Bruxelles le répète: face à la crise financière qui secoue le Grèce et déstabilise la zone euro, elle n'a pas besoin du Fonds monétaire international (FMI), a déclaré mardi le commissaire européen aux Affaires économiques Joaquin Almunia, devant le Parlement européen à Strasbourg.

Une intervention qui serait perçue comme une preuve de l'impuissance financière de l'Europe.

Autonomie

"Nous n'avons pas besoin de faire appel au FMI" pour soutenir la Grèce, a déclaré M. Almunia, "nous pouvons et devrions faire cela nous-mêmes".

"Si nous avons un degré de coordination adéquat, si nous avons un engagement politique (...), nous avons plus d'instruments qu'il n'en faut pour faire ce qui est nécessaire pour faire face aux situations délicates comme celle à laquelle nous sommes confrontés actuellement en Grèce", a-t-il ajouté.

La Commission et les dirigeants des 27 se réunissent à Bruxelles le 11 février prochain pour aborder la question de la crise économique et financière en Europe.

Les Etats membres de l'UE n'ont pas l'intention pour l'instant d'aider financièrement le gouvernement grec à se rétablir. "La Grèce doit comprendre que lorsqu'on viole les règles pendant trop longtemps, on doit payer un jour le prix fort", a jugé le ministre allemand des Finances, Wolfgang Schäuble, lors du sommet du G7 le week-end dernier.

"Aléa moral"

La Commission européenne a, quant à elle, placé la Grèce sous étroite surveillance mais n'est pas prête à s'engager à restaurer ses liquidités.

"Il y a ici un problème d'aléa moral. Bruxelles a mis en œuvre des règles budgétaires strictes, comme le Pacte de stabilité, pour les pays européens. La Grèce, comme beaucoup d'autres, ne les respecte pas depuis des années. Si la Commission accepte aujourd'hui de lui venir en aide financièrement, alors elle n'incite pas les autres Etats, demain, à se comporter vertueusement en matière de finances publiques", analysait Antoine Bouchet, économiste au Cepii, centre de recherche en économie internationale, interrogé par E24,

Pour une intervention

Plusieurs voix commencent cependant à réflechir à une intervention du FMI, une première en Europe de l'Ouest.

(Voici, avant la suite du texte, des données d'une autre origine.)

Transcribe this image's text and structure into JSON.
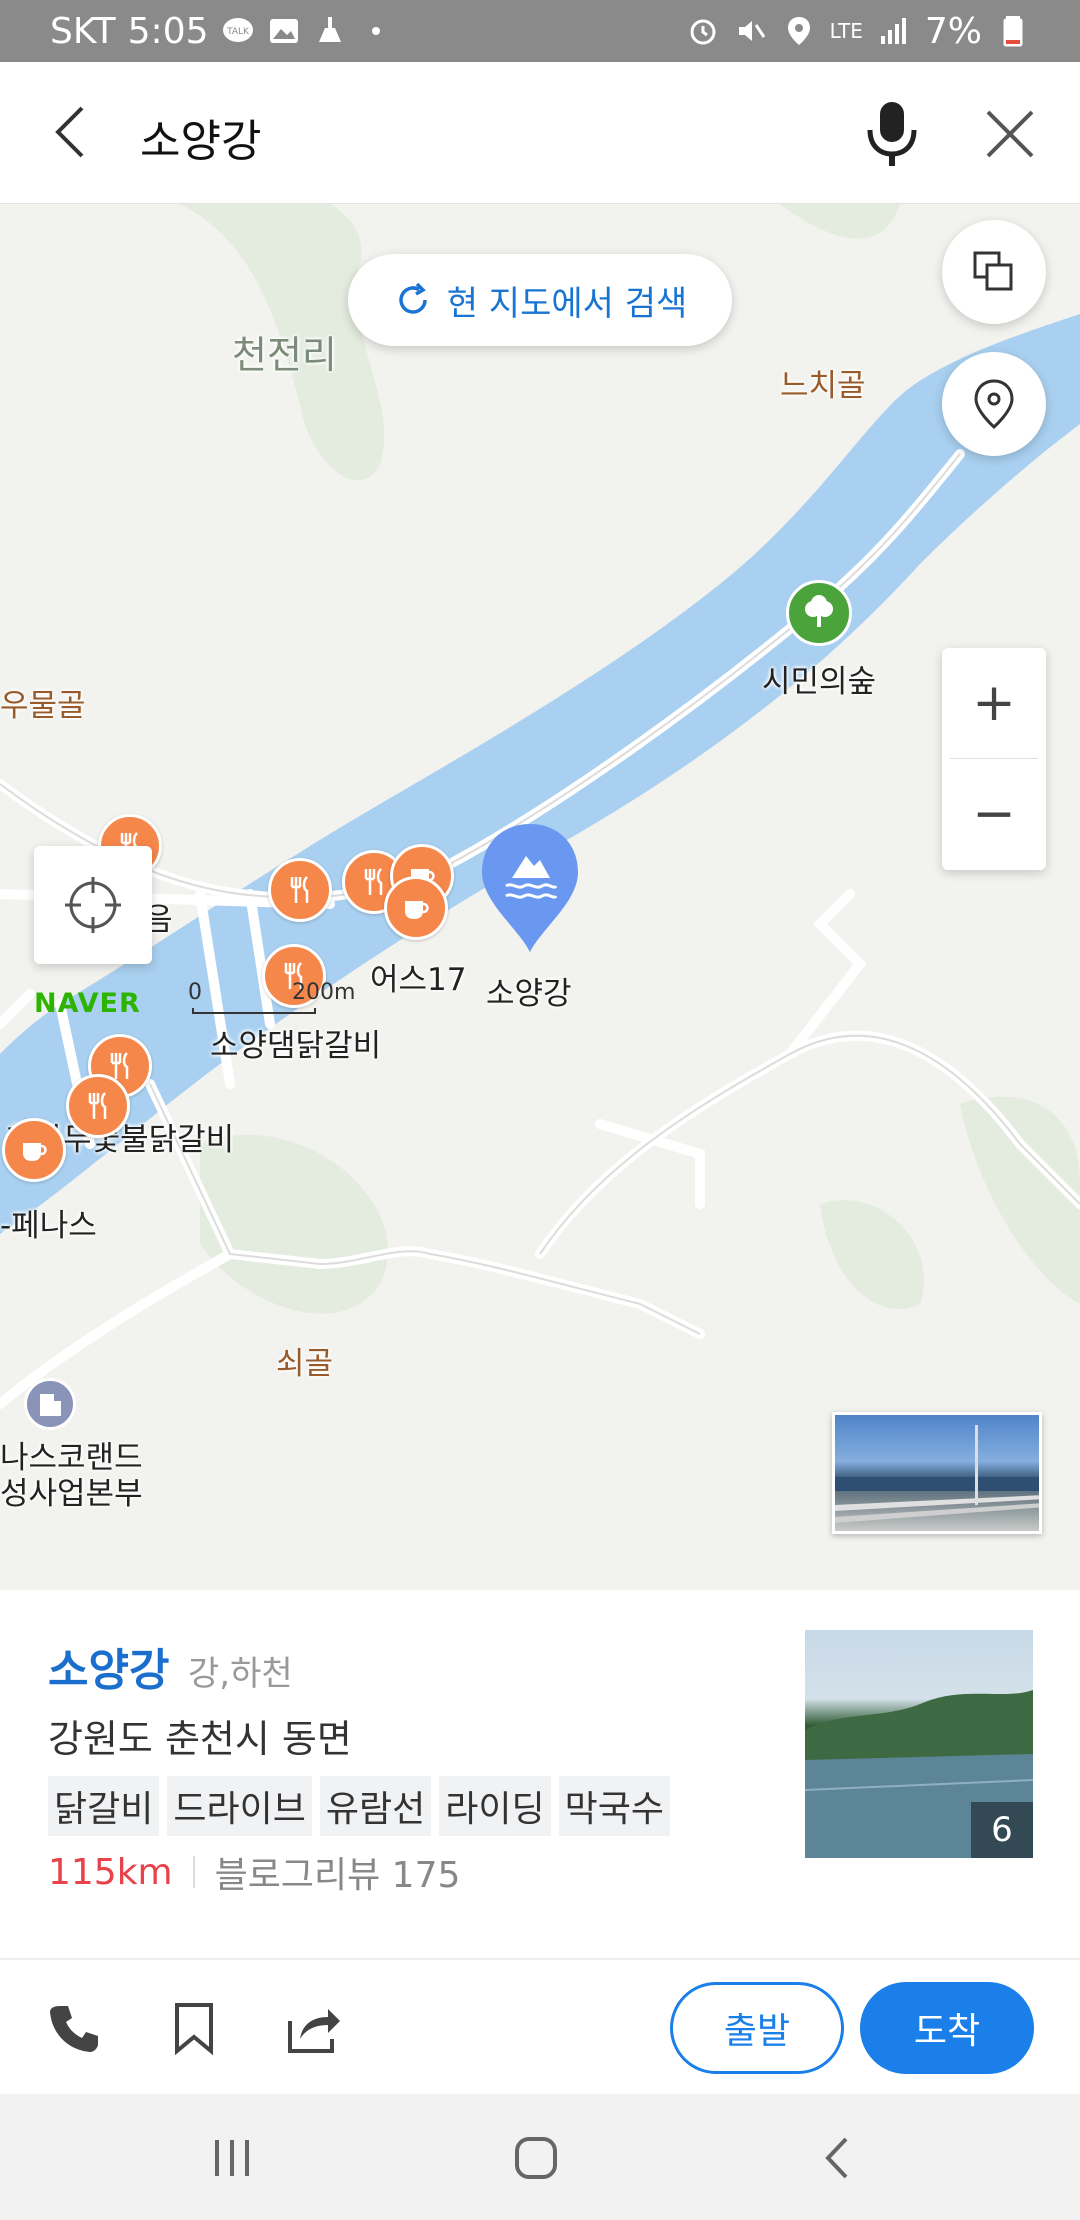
{
  "status_bar": {
    "carrier": "SKT",
    "time": "5:05",
    "battery": "7%",
    "left_icons": [
      "kakaotalk-icon",
      "gallery-icon",
      "cleaner-icon",
      "dot-icon"
    ],
    "right_icons": [
      "alarm-icon",
      "mute-icon",
      "location-icon",
      "lte-icon",
      "signal-icon",
      "battery-icon"
    ],
    "lte_label": "LTE"
  },
  "header": {
    "query": "소양강"
  },
  "map": {
    "research_label": "현 지도에서 검색",
    "naver_logo": "NAVER",
    "scale_min": "0",
    "scale_max": "200m",
    "place_labels": {
      "cheonjeonri": "천전리",
      "neuchigol": "느치골",
      "umulgol": "우물골",
      "simin_forest": "시민의숲",
      "eum": "음",
      "earth17": "어스17",
      "soyanggang": "소양강",
      "soyangdam_dakgalbi": "소양댐닭갈비",
      "chamnamu": "참나무숯불닭갈비",
      "penas": "-페나스",
      "soegol": "쇠골",
      "grand1": "나스코랜드",
      "grand2": "성사업본부"
    },
    "zoom_in": "+",
    "zoom_out": "−"
  },
  "place": {
    "name": "소양강",
    "category": "강,하천",
    "address": "강원도 춘천시 동면",
    "tags": [
      "닭갈비",
      "드라이브",
      "유람선",
      "라이딩",
      "막국수"
    ],
    "distance": "115km",
    "reviews": "블로그리뷰 175",
    "photo_count": "6"
  },
  "actions": {
    "depart": "출발",
    "arrive": "도착"
  },
  "colors": {
    "accent": "#1a7fe8",
    "river": "#a9d0f0",
    "poi": "#f5874b",
    "distance": "#e8424b"
  }
}
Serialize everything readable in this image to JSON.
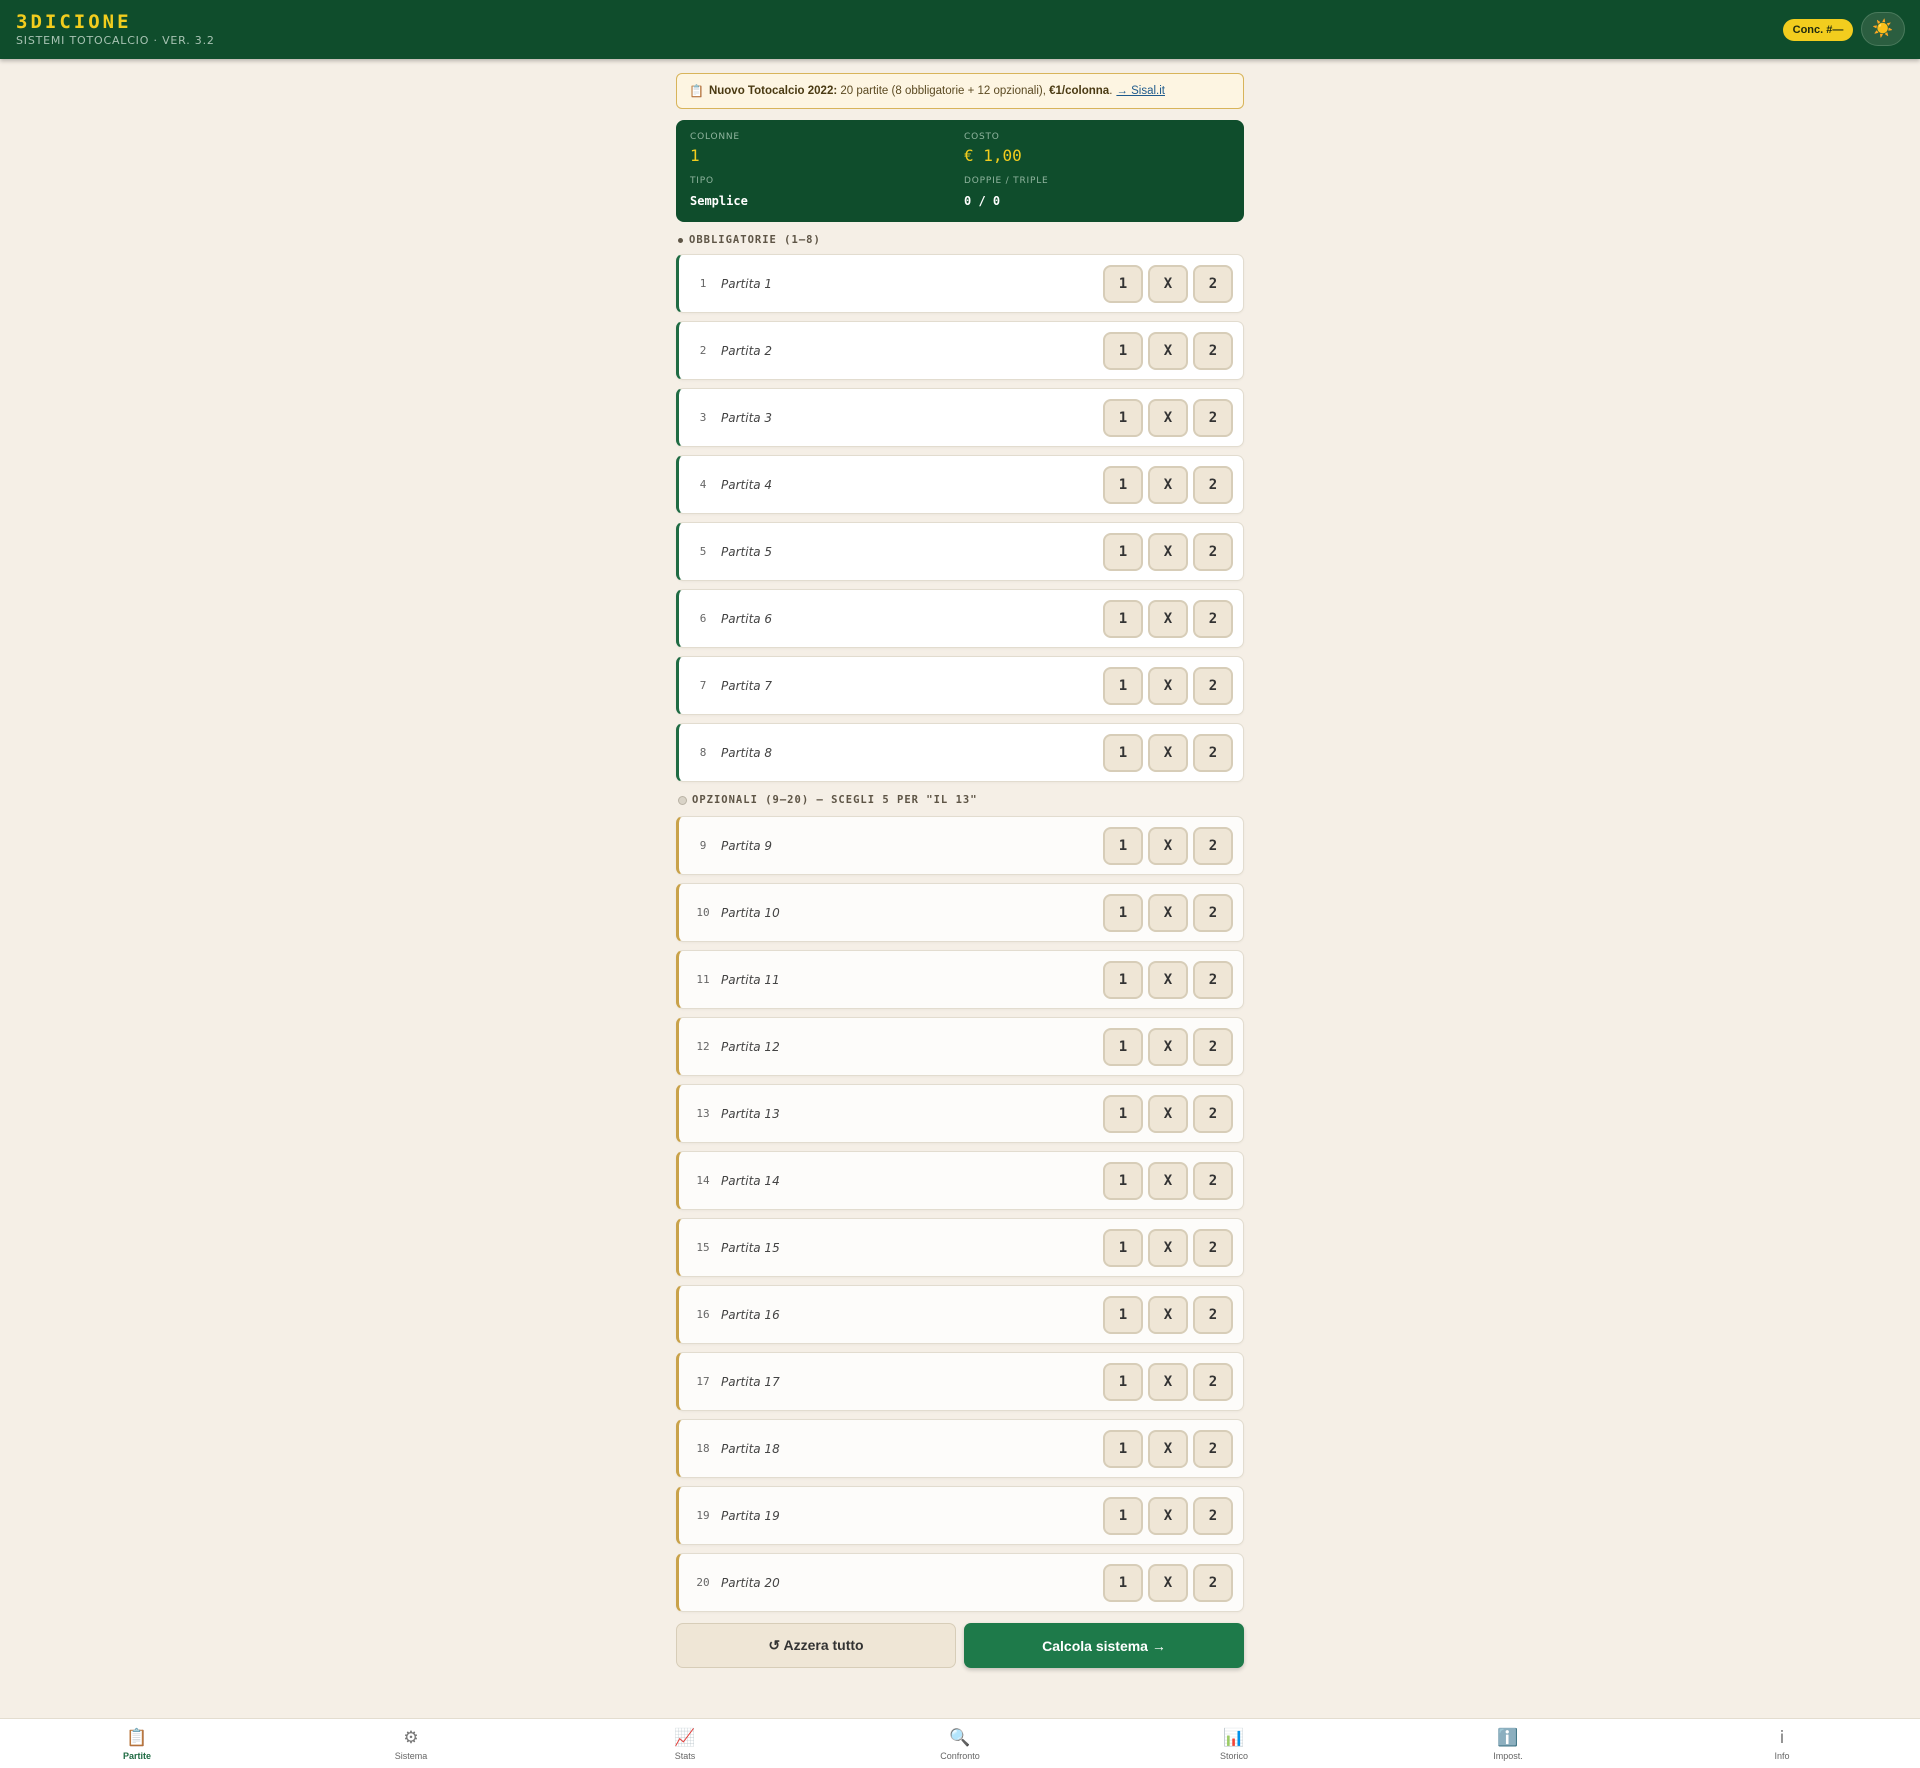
{
  "header": {
    "title": "3DICIONE",
    "subtitle": "SISTEMI TOTOCALCIO · VER. 3.2",
    "conc_badge": "Conc. #—",
    "theme_icon": "sun-icon",
    "theme_glyph": "☀️"
  },
  "notice": {
    "icon_glyph": "📋",
    "bold_text": "Nuovo Totocalcio 2022:",
    "text": " 20 partite (8 obbligatorie + 12 opzionali), ",
    "price": "€1/colonna",
    "period": ".",
    "link": "→ Sisal.it"
  },
  "summary": {
    "colonne_label": "COLONNE",
    "colonne_value": "1",
    "costo_label": "COSTO",
    "costo_value": "€ 1,00",
    "tipo_label": "TIPO",
    "tipo_value": "Semplice",
    "doppie_label": "DOPPIE / TRIPLE",
    "doppie_value": "0 / 0"
  },
  "sections": {
    "required_label": "OBBLIGATORIE (1–8)",
    "optional_label": "OPZIONALI (9–20) — SCEGLI 5 PER \"IL 13\""
  },
  "pick_labels": [
    "1",
    "X",
    "2"
  ],
  "matches": [
    {
      "num": "1",
      "name": "Partita 1"
    },
    {
      "num": "2",
      "name": "Partita 2"
    },
    {
      "num": "3",
      "name": "Partita 3"
    },
    {
      "num": "4",
      "name": "Partita 4"
    },
    {
      "num": "5",
      "name": "Partita 5"
    },
    {
      "num": "6",
      "name": "Partita 6"
    },
    {
      "num": "7",
      "name": "Partita 7"
    },
    {
      "num": "8",
      "name": "Partita 8"
    },
    {
      "num": "9",
      "name": "Partita 9"
    },
    {
      "num": "10",
      "name": "Partita 10"
    },
    {
      "num": "11",
      "name": "Partita 11"
    },
    {
      "num": "12",
      "name": "Partita 12"
    },
    {
      "num": "13",
      "name": "Partita 13"
    },
    {
      "num": "14",
      "name": "Partita 14"
    },
    {
      "num": "15",
      "name": "Partita 15"
    },
    {
      "num": "16",
      "name": "Partita 16"
    },
    {
      "num": "17",
      "name": "Partita 17"
    },
    {
      "num": "18",
      "name": "Partita 18"
    },
    {
      "num": "19",
      "name": "Partita 19"
    },
    {
      "num": "20",
      "name": "Partita 20"
    }
  ],
  "actions": {
    "reset_label": "↺ Azzera tutto",
    "calc_label": "Calcola sistema →"
  },
  "nav": [
    {
      "label": "Partite",
      "icon": "clipboard-icon",
      "glyph": "📋",
      "active": true
    },
    {
      "label": "Sistema",
      "icon": "gear-icon",
      "glyph": "⚙",
      "active": false
    },
    {
      "label": "Stats",
      "icon": "chart-up-icon",
      "glyph": "📈",
      "active": false
    },
    {
      "label": "Confronto",
      "icon": "search-icon",
      "glyph": "🔍",
      "active": false
    },
    {
      "label": "Storico",
      "icon": "bar-chart-icon",
      "glyph": "📊",
      "active": false
    },
    {
      "label": "Impost.",
      "icon": "info-box-icon",
      "glyph": "ℹ️",
      "active": false
    },
    {
      "label": "Info",
      "icon": "info-icon",
      "glyph": "i",
      "active": false
    }
  ],
  "colors": {
    "header_bg": "#0f4d2c",
    "accent_yellow": "#f2cd1e",
    "required_border": "#1f6b43",
    "optional_border": "#c9a24a",
    "primary_button": "#1e7a4a",
    "page_bg": "#f5efe6"
  }
}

Le ministre suédois des Finances Anders Borg estimé mardi, au terme d'une rencontre avec son homologue française Christine Lagarde, que la question devait au moins être abordée.

"Discuter du rôle du FMI dans la gestion de la situation ne devrait pas être un tabou", a déclaré M. Borg, cité par une de ses porte-paroles.

La Grèce a fait "le premier pas" vers l'assainissement des finances publiques et la reconstruction de la confiance des marchés mais "beaucoup reste à faire (pour la Grèce) avant que la confiance ne soit restaurée", a-t-il ajouté lors d'une conférence téléphonique avec des journalistes basés en Suède.

Intérrogée par E24, Agnès Bénassy-Quéré, Directrice du CEPII, centre de recherche en économie international, estime "que la Commission doit accepter l'offre du FMI. C'est le métier du Fonds de s'occuper des situations comme celles de la Grèce, il a l'expérience nécessaire. Ce sera évidemment un camouflet pour Bruxelles mais au moins, on pourra régler le problème".

"En outre, il vaut mieux que ces mesures peu populaires dans la population soit prises par une institution comme le FMI plutôt que par le gouvernement grec ou l'Europe", argumente-t-elle.